01/24/12
European startup attempts many-core revolution
Kalray, a company led by STMicroelectronics former vice president R&D, is on a mission to launch a relatively general-purpose many-core processor. The France based company claims it can combine the hardware with necessary software to break through the many-core barrier with a 256 processor array integrated on a 28-nm CMOS chip.
Kalray has dubbed its approach MPPA for Multi Purpose Processor Array and claims that its architecture allows 256 processors, organized as 16 clusters of 16, to work in parallel and communicate via a network-on-chip just as clusters of computers do on the Internet. Kalray has chosen a proprietary VLIW [very long instruction word] architecture integrating a 32-bit/64-bit floating point calculation unit.
The chip is expected to deliver about 200-GOPS at 400-MHz clock frequency and a maximum performance of about 500-GOPS at power consumption of about 5 watts.
However, such specifications cannot be easy to achieve. Kalray not only has to build a many-core processor in a leading-edge process but also demonstrate ways to make writing software transparent and easy. and getting the code to run efficiently.
The chip was due in the fourth quarter of 2011, according to the company's website. It is not clear if that has been achieved.

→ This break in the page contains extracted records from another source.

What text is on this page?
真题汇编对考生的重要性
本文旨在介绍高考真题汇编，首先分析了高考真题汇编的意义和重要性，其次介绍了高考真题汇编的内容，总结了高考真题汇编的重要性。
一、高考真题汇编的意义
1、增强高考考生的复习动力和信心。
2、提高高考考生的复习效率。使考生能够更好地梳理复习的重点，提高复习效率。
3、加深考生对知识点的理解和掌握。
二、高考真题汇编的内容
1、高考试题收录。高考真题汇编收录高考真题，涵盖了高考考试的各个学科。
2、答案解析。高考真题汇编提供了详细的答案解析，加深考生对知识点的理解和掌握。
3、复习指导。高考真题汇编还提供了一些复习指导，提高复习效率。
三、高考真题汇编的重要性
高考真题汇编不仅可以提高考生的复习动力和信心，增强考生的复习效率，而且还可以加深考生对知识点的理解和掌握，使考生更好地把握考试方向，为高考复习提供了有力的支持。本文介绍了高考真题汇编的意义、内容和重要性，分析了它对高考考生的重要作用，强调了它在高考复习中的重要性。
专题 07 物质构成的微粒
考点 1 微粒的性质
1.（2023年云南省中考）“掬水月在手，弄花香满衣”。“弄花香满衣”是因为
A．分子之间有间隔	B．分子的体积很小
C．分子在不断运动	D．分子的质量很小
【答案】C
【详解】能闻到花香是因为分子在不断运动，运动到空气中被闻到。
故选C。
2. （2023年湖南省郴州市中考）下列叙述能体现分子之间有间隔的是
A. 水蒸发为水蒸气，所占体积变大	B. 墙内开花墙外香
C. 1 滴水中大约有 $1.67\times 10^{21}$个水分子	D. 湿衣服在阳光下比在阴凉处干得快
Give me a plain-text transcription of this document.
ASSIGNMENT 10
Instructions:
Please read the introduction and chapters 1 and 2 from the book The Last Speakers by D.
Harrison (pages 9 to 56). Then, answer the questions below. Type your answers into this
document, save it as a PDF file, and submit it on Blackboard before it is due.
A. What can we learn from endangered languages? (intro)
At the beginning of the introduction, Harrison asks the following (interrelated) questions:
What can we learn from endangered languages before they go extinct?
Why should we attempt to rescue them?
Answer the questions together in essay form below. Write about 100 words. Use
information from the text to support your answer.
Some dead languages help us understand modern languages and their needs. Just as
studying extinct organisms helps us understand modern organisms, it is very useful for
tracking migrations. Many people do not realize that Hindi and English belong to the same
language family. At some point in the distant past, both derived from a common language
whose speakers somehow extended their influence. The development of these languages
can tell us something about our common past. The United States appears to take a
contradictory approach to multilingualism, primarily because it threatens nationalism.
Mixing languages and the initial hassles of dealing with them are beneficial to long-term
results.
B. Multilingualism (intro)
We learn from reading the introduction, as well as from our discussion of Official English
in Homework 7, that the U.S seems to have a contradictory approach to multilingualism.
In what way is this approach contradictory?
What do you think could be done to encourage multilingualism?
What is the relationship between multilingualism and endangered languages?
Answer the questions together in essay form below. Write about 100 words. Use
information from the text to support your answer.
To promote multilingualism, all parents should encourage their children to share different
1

It is generally acknowledged that building many-core processors for well chosen applications, such as PicoChip's array for basestation protocol execution and NetLogic chips for networking is a tractable problem. However, making such an array that meets more general needs and which can power up and power down cores to deliver efficient processing for different types of application is notoriously difficult.
Plurality Ltd. (Netanya, Israel) announced its HyperCore acceleration processor IP in April 2010. This was also a 256-core processor albeit one aimed at wireless infrastructure applications.
According to its website Kalray is aiming its chip at a broader set of applications that can benefit from parallelization; imaging, telecommunications infrastructure, data security, network appliances and embedded applications.
The company was founded in July 2008 and has raised more than $20 million in venture capital.